“Imposto caduca, mas o povo não escapa”

| Créditos: Imagem: Reprodução Cargo X


A cena se repete com uma constância quase irônica, daquelas que nos fazem questionar a trama do espetáculo que chamamos de justiça. Desta vez, o palco é Mato Grosso do Sul, e o protagonista é a Eldorado Brasil Celulose, agraciada com uma liminar que suspende a cobrança de quase 400 milhões de reais em ICMS. O motivo da multa? Créditos fiscais "caducados". A justificativa para a liminar? Evitar prejuízos à empresa.

Enquanto a caneta do desembargador Ary Raghiant Neto desenha traços milionários de alívio fiscal, a mente do cidadão comum fervilha com perguntas retóricas. "Dívida caducou?", ecoa o refrão de uma indignação silenciosa. Caducar, para o povo que sustenta essa máquina com seu suor e impostos, significa boletos atrasados, juros implacáveis, a ameaça de ter o nome sujo e o acesso ao crédito negado. Significa, na pior das hipóteses, a água e a luz cortadas, a escola do filho comprometida, a geladeira vazia.

Para o empresário de pequeno e médio porte, aquele que rala de sol a sol para manter as portas abertas, a ideia de ter seus impostos "caducados" soa como um delírio, uma fantasia inalcançável. Para ele, o Fisco não perdoa. Pelo contrário, a cada atraso, a cada equívoco, a mão do Estado aperta com juros e multas que, muitas vezes, inviabilizam o negócio.

Mas a Eldorado Brasil Celulose, uma gigante do setor, consegue a proeza. A liminar concedida pelo desembargador ignora a decisão anterior do juiz Marcelo Andrade Campos Silva, que havia negado o pedido da empresa. A balança da justiça pende, então, para o lado daquele que tem mais a perder em cifras grandiosas, convenientemente esquecendo o "prejuízo" invisível e contínuo que o povo experimenta diariamente.

E é nesse abismo entre a realidade de uns e de outros que reside a verdadeira crítica. Enquanto isso, quem paga é o povo que não é consultado. O mesmo povo que, sem ter a mínima voz ou voto nessas decisões, arca com os custos da máquina pública, com a manutenção de um sistema que parece operar em uma órbita paralela à sua.

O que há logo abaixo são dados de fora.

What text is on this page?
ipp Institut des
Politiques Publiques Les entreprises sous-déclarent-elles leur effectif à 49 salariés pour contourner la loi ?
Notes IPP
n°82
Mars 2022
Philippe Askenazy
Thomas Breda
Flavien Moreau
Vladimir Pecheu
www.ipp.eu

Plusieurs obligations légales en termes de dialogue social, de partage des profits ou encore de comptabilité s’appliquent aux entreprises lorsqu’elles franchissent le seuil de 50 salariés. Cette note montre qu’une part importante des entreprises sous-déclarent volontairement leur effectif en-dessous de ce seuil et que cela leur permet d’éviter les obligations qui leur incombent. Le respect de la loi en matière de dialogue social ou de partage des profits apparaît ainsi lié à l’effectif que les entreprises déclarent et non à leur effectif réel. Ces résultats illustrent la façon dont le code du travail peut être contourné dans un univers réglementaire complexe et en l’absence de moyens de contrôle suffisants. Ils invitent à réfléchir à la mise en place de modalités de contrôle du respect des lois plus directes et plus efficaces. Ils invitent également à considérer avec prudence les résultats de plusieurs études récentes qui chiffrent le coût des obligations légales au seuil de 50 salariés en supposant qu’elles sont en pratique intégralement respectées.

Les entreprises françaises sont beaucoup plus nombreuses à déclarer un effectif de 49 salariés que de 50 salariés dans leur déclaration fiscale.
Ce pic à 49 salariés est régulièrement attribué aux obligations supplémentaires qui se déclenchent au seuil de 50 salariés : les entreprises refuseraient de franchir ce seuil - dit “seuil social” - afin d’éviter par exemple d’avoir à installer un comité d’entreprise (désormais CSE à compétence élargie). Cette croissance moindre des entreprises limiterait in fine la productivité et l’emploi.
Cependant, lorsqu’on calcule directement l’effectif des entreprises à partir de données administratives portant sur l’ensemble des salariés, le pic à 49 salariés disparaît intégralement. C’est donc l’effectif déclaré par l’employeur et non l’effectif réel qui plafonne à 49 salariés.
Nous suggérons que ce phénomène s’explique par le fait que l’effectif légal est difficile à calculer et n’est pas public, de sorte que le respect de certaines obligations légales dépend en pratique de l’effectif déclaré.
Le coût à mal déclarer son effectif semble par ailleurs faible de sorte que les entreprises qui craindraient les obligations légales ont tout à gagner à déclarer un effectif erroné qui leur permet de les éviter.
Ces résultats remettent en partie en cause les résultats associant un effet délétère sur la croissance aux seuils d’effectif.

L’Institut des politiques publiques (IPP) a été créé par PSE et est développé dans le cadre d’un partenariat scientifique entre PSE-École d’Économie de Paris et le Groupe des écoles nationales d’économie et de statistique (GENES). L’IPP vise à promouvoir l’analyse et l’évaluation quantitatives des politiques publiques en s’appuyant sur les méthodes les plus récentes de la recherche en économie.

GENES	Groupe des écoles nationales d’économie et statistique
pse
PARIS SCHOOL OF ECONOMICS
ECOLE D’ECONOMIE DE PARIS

A cada ICMS não cobrado de uma grande empresa, a cada perdão fiscal concedido, a conta recai sobre os ombros de quem não tem milhões para brigar na justiça, de quem não tem um batalhão de advogados para invocar argumentos de "prejuízo". O imposto que a Eldorado não paga será, de alguma forma, compensado pelo aumento de alguma taxa, pela diminuição de algum serviço público essencial, ou, de forma mais sutil, pela contínua precarização da vida da maioria.

Não se trata de questionar o direito à defesa de qualquer empresa, mas sim de indagar sobre a equidade e a transparência de um sistema que parece ter dois pesos e duas medidas. O que justifica isso? A pergunta ecoa no vazio, sem resposta satisfatória, enquanto o povo, alheio às manobras jurídicas milionárias, continua a pagar a conta.

Será que um dia a justiça terá olhos para o contribuinte comum com a mesma benevolência que olha para as grandes corporações?